Comme elle tombait sur le pavé, elle pensa que sa mère, en la trouvant morte le lendemain matin au pied de leur maison, comprendrait qu’elle n’avait pas été coupable.
Environ sur les deux heures, Gustave, inquiet, revint pour savoir ce que Louise était devenue. Son œil chercha de loin sur la borne, il n’aperçut rien. Sans doute, elle est rentrée, pensa-t-il.

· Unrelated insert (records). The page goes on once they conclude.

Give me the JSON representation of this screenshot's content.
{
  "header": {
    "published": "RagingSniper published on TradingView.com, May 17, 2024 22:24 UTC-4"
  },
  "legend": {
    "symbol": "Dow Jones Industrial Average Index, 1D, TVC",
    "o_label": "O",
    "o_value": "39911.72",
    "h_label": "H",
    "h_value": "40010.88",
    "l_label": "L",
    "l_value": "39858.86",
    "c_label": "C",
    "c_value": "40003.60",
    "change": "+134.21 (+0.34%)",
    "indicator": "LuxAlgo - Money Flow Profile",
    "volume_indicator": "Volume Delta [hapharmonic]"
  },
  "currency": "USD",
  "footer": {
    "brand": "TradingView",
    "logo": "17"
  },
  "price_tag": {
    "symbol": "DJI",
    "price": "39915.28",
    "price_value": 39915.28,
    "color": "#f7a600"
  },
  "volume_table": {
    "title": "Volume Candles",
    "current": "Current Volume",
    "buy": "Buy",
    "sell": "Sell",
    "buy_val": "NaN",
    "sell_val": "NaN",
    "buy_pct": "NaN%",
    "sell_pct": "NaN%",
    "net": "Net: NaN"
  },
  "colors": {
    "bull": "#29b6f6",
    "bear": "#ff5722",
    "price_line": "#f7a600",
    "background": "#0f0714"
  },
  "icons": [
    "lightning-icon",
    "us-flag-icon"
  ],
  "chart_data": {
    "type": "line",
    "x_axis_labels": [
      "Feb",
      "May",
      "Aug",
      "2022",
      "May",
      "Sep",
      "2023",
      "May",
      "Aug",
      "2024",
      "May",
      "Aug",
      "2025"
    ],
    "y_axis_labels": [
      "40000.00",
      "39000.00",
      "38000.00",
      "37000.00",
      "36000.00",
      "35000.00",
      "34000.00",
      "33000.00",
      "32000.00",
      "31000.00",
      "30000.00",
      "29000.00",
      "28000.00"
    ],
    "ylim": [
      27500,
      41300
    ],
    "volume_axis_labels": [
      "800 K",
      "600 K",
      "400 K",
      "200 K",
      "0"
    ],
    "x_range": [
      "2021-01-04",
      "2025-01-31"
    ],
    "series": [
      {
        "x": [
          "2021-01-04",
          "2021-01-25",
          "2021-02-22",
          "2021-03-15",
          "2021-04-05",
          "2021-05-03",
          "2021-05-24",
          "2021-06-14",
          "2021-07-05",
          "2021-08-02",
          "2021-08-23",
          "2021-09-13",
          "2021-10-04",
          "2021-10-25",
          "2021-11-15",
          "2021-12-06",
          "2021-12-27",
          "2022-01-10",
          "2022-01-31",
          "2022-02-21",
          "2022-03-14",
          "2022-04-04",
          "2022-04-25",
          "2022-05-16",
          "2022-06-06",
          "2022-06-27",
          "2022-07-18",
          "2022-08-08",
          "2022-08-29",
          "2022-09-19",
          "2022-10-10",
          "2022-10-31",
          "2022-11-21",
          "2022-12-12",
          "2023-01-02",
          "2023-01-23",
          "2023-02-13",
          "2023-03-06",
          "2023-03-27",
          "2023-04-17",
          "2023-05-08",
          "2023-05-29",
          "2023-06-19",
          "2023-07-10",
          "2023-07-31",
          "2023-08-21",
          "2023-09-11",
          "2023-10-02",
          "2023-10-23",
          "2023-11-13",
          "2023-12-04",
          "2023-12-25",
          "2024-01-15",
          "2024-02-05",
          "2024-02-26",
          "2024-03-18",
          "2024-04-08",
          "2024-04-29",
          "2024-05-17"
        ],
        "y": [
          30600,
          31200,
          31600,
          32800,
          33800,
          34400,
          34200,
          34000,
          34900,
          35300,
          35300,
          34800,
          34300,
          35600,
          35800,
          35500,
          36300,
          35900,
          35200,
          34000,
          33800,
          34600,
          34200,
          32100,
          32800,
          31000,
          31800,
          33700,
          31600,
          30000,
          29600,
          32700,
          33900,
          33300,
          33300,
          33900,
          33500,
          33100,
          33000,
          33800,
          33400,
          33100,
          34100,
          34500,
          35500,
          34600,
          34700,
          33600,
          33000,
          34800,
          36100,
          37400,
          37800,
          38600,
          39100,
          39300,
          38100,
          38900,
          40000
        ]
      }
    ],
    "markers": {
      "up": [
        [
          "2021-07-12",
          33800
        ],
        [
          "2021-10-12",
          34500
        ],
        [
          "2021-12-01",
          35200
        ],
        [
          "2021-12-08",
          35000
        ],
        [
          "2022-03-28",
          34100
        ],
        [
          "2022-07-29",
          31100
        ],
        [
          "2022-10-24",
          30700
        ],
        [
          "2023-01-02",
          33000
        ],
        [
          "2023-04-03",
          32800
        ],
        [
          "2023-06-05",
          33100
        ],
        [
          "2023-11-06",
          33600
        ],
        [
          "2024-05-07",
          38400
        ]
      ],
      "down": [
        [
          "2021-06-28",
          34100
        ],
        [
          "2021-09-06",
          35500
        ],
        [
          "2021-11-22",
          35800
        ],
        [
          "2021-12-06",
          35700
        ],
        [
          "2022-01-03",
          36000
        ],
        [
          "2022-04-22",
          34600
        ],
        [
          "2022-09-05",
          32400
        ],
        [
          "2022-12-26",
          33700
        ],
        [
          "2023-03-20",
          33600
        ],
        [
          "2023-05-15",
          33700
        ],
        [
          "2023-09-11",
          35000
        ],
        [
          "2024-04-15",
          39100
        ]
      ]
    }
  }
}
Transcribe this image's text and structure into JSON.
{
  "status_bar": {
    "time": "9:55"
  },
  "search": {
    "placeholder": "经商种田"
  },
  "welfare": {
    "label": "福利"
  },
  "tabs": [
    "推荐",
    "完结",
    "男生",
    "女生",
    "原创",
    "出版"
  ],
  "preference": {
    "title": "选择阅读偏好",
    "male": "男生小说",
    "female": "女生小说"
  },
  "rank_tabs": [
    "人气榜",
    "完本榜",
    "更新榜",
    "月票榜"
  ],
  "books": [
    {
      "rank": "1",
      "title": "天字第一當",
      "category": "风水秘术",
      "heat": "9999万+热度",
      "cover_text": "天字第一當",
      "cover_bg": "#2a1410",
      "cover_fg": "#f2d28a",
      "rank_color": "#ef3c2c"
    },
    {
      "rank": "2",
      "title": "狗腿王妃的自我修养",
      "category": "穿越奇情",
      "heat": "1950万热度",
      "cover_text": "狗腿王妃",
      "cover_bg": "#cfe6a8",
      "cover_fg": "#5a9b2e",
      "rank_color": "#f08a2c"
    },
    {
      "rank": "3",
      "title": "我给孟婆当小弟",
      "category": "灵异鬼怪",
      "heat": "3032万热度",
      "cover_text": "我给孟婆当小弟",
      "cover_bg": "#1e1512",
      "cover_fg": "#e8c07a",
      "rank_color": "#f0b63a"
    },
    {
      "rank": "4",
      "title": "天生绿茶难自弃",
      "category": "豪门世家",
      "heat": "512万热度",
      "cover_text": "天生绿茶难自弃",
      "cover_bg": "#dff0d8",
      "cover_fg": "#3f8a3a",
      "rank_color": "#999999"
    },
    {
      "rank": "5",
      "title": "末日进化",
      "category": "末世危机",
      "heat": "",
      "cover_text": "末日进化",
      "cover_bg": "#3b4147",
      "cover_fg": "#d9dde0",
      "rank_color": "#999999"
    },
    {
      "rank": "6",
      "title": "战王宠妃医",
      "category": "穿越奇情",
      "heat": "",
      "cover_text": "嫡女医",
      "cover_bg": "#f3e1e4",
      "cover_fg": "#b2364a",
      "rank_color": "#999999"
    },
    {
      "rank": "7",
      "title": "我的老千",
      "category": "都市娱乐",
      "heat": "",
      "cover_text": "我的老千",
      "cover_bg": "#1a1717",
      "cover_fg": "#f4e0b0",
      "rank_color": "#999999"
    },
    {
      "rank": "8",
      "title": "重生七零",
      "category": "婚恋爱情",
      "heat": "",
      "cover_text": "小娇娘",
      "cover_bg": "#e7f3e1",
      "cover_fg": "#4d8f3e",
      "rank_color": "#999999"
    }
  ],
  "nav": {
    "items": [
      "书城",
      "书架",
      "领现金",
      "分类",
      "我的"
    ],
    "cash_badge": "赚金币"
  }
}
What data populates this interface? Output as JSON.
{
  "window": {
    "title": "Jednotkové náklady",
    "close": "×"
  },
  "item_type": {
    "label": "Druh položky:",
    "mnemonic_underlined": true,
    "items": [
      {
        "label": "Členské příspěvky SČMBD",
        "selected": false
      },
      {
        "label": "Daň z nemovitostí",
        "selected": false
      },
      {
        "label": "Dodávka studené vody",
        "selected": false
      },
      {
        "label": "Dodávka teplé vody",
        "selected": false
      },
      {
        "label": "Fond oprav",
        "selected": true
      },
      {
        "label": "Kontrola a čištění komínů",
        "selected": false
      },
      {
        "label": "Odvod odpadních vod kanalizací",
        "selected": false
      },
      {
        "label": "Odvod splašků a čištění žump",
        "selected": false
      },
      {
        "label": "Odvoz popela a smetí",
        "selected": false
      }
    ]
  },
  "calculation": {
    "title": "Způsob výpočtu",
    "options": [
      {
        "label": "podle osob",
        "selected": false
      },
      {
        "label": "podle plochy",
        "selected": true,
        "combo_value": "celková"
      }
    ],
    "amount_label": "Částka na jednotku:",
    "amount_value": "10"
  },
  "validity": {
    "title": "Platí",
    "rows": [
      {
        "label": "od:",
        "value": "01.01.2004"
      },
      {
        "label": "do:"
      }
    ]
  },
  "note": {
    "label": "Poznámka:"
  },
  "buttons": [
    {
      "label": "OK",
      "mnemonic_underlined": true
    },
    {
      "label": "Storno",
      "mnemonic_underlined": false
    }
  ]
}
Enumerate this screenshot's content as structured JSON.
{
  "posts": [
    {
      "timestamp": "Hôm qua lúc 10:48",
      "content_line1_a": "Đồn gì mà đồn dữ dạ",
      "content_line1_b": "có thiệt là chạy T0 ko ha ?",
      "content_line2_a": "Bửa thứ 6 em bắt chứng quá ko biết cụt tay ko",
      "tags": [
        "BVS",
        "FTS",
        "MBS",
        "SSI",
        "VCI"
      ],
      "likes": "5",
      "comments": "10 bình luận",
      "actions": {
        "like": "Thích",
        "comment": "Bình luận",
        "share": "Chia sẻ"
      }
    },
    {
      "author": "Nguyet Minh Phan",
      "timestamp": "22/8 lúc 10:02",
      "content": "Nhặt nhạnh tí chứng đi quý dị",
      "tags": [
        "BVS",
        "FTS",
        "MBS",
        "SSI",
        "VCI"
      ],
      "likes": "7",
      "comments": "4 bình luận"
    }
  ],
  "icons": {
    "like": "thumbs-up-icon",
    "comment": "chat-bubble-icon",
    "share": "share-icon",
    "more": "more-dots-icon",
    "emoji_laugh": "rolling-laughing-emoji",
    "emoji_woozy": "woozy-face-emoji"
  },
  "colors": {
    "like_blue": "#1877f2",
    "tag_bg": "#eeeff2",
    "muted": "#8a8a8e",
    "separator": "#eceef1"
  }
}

Il regarda de plus près, et vit Louise étendue devant la porte. Il lui toucha la figure, elle était glacée; il lui posa la main sur le cœur, il battait encore.
Un fiacre vint à passer.
—Où allez-vous? demanda Gustave.
—Rue Poissonnière, maison du notaire, répondit le cocher: je stationne là; on donne un bal.
—Pouvez-vous conduire cette jeune fille rue Montmartre?
—Tout de suite.
Et il descendit de son siége. Gustave l’aida à porter Louise dans le fiacre. Cependant le cocher ne put retenir une exclamation d’étonnement à la vue de cette femme transie de froid, n’ayant ni bonnet ni schall.
—Je la connais, dit Gustave; je ne sais comment elle se trouve en cet état à une pareille heure; il faut qu’elle ait été volée, frappée peut-être, et elle se sera évanouie... Pauvre créature! c’est une bonne œuvre que de la ramener chez elle.